A farmacêutica gaúcha Jussara Cony também deixou sua homenagem ao advogado. “Um grandioso companheiro de todas as lutas! Pelos direitos dos trabalhadores, pela Soberania e Democracia! Um socialista! Tive a honra de militância conjunta e de tê-lo encontrado como Deputado Estadual, quando exerci meu primeiro mandato na ALERGS! Muito aprendizado e gratidão!

Como Farmacêutica, meu querido colega Ronald Ferreira Dos Santos, presidente do CNS, não foram poucas as vezes que posso ser testemunha de sua defesa dos direitos de nossa categoria e da saúde pública e universal!

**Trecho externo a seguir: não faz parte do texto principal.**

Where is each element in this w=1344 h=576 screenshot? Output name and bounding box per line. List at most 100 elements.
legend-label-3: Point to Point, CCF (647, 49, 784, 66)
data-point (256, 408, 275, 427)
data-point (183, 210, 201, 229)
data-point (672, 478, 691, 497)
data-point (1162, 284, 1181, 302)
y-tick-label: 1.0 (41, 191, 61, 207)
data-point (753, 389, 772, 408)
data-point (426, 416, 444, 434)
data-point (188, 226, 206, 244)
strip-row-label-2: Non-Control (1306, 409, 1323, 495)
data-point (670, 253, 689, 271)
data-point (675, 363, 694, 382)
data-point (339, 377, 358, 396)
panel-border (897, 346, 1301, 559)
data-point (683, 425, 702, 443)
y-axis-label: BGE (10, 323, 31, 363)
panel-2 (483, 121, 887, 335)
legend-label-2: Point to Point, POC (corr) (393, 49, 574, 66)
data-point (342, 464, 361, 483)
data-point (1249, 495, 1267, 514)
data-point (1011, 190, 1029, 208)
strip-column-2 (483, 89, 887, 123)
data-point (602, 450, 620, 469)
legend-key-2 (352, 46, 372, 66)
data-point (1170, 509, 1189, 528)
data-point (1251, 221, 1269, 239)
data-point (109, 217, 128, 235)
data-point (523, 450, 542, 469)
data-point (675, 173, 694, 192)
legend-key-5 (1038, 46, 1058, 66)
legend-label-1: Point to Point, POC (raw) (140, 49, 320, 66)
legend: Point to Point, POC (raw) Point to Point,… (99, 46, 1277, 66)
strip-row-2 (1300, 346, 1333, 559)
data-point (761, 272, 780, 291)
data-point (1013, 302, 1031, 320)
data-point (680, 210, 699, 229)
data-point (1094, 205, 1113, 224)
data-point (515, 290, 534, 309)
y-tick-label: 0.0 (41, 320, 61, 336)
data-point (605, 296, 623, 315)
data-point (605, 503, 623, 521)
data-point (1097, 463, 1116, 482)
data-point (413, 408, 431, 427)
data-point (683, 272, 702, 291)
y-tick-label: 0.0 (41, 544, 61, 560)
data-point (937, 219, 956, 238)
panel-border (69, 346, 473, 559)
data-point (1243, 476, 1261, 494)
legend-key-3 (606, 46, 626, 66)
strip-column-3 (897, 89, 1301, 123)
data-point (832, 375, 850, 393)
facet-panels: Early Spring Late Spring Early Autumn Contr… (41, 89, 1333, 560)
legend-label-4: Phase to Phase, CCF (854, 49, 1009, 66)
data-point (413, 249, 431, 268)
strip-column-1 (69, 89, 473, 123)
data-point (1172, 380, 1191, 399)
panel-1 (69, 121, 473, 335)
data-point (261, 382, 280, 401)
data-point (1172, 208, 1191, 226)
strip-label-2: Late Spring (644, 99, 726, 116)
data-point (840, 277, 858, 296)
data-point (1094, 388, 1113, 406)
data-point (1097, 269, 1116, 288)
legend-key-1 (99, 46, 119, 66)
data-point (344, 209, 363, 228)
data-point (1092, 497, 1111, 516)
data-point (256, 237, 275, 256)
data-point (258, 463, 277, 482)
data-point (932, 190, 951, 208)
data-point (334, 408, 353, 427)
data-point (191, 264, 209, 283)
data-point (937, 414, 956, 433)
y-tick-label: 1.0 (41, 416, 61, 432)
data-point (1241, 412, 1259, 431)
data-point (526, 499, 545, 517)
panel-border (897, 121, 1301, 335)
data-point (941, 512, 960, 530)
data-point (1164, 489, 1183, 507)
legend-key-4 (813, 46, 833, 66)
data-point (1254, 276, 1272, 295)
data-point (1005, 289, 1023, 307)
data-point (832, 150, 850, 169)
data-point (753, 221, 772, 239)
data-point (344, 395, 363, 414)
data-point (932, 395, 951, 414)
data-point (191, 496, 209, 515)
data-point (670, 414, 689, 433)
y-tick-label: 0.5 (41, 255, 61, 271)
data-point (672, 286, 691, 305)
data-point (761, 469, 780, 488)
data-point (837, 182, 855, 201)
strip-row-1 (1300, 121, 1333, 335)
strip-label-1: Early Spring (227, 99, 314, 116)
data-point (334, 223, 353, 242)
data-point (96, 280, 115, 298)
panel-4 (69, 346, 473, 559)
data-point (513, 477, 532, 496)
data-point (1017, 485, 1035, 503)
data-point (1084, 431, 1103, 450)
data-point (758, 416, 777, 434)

Carlos Araújo é um dos homens dos quais o Rio Grande do Sul e o Brasil podem se orgulhar!”.

Na entrevista abaixo, concedida em seu escritório, em Porto Alegre, em 15 de abril de 2015, a Luiz Otávio Ribas, Araújo conta histórias como o caso da greve na fábrica de fogões Wallig, lembra do tempo que militou com Francisco Julião, de sua admiração por Getúlio Vargas e sobre a influência de seu pai, um dos precursores da advocacia trabalhista no país.

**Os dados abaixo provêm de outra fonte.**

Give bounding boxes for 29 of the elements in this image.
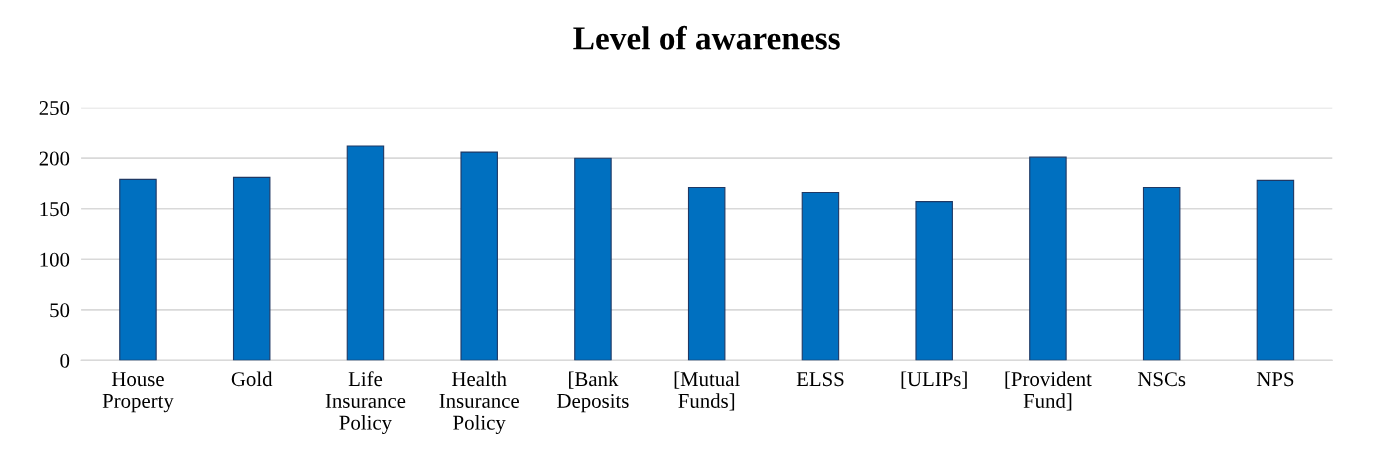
x-tick-label: ELSS — [796, 372, 844, 387]
x-tick-label: NPS — [1256, 372, 1294, 387]
bar — [687, 186, 726, 361]
y-tick-label: 0 — [60, 353, 70, 368]
bar — [119, 178, 157, 361]
x-tick-label: Gold — [231, 371, 273, 387]
x-tick-label: [Bank Deposits — [557, 371, 629, 413]
bar — [460, 151, 498, 361]
bar — [801, 191, 840, 361]
x-tick-label: [Provident Fund] — [1005, 371, 1092, 411]
x-tick-label: [Mutual Funds] — [674, 371, 740, 411]
x-tick-label: NSCs — [1137, 372, 1186, 387]
y-tick-label: 200 — [39, 151, 70, 166]
bar — [1256, 179, 1295, 361]
y-tick-label: 100 — [40, 252, 70, 267]
x-tick-label: [ULIPs] — [901, 371, 967, 389]
bar — [1142, 186, 1181, 361]
y-tick-label: 250 — [39, 101, 70, 116]
bar — [346, 145, 385, 361]
bar — [915, 201, 953, 361]
y-tick-label: 150 — [40, 202, 70, 217]
chart-title: Level of awareness — [573, 25, 840, 50]
y-tick-label: 50 — [50, 303, 70, 318]
bar — [574, 157, 612, 361]
x-tick-label: House Property — [102, 372, 174, 413]
x-tick-label: Life Insurance Policy — [325, 371, 406, 434]
bar — [1029, 156, 1067, 361]
x-tick-label: Health Insurance Policy — [439, 371, 519, 434]
bar — [232, 176, 271, 361]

Essa entrevista fez parte da tese “Direito insurgente e assessoria jurídica popular” defendida na Universidade do Estado do Rio de Janeiro (UERJ) em 2015. A entrevista na íntegra com Carlos Araújo pode ser acessada neste link.

Conte um pouco da sua trajetória como advogado.
Carlos Araújo: Meu pai abriu o primeiro escritório de advocacia no Brasil somente para trabalhador, em 1952. Eu entrei neste escritório posteriormente e passei a advogar nele. Desde o início, quando eu tinha 14 anos, eu comecei a frequentar a Justiça do Trabalho, fui criado dentro da Justiça do Trabalho. Eu comecei bem antes de me formar, naquela época podia advogar no quarto ano da faculdade. Eu fiz uma faculdade longa, porque eu andava metido nestes movimentos todos. Eu comecei na advocacia com movimento social nos anos 1960. Eu sempre tive minha atividade política paralela à advocacia, tanto partidária, no início do PCB, quanto nos nossos próprios movimentos. Quando rompemos com o partidão, por exemplo, criamos um movimento chamado Castro Alves, depois eu fui para a Liga Camponesa fazer guerrilha com o Francisco Julião, no nordeste. Depois voltei pra continuar advogando, mas sempre diretamente na porta da fábrica. Neste período eu tentei, volta e meia, fazer algumas lutas sindicais, escrevendo jornais operários. Depois fui para a luta armada contra a ditadura, fiquei quatro anos preso. Então voltei a advogar da mesma forma, com os sindicatos. Assim, voltei a fazer esta advocacia mais direta na porta de fábrica. Embora eu tenha feito política a minha vida inteira, eu sou sobretudo um advogado, um advogado de pobre das injustiças do dia-a-dia. Eu advogo pra gente muito pobre mesmo, metade das questões eu não cobro nada.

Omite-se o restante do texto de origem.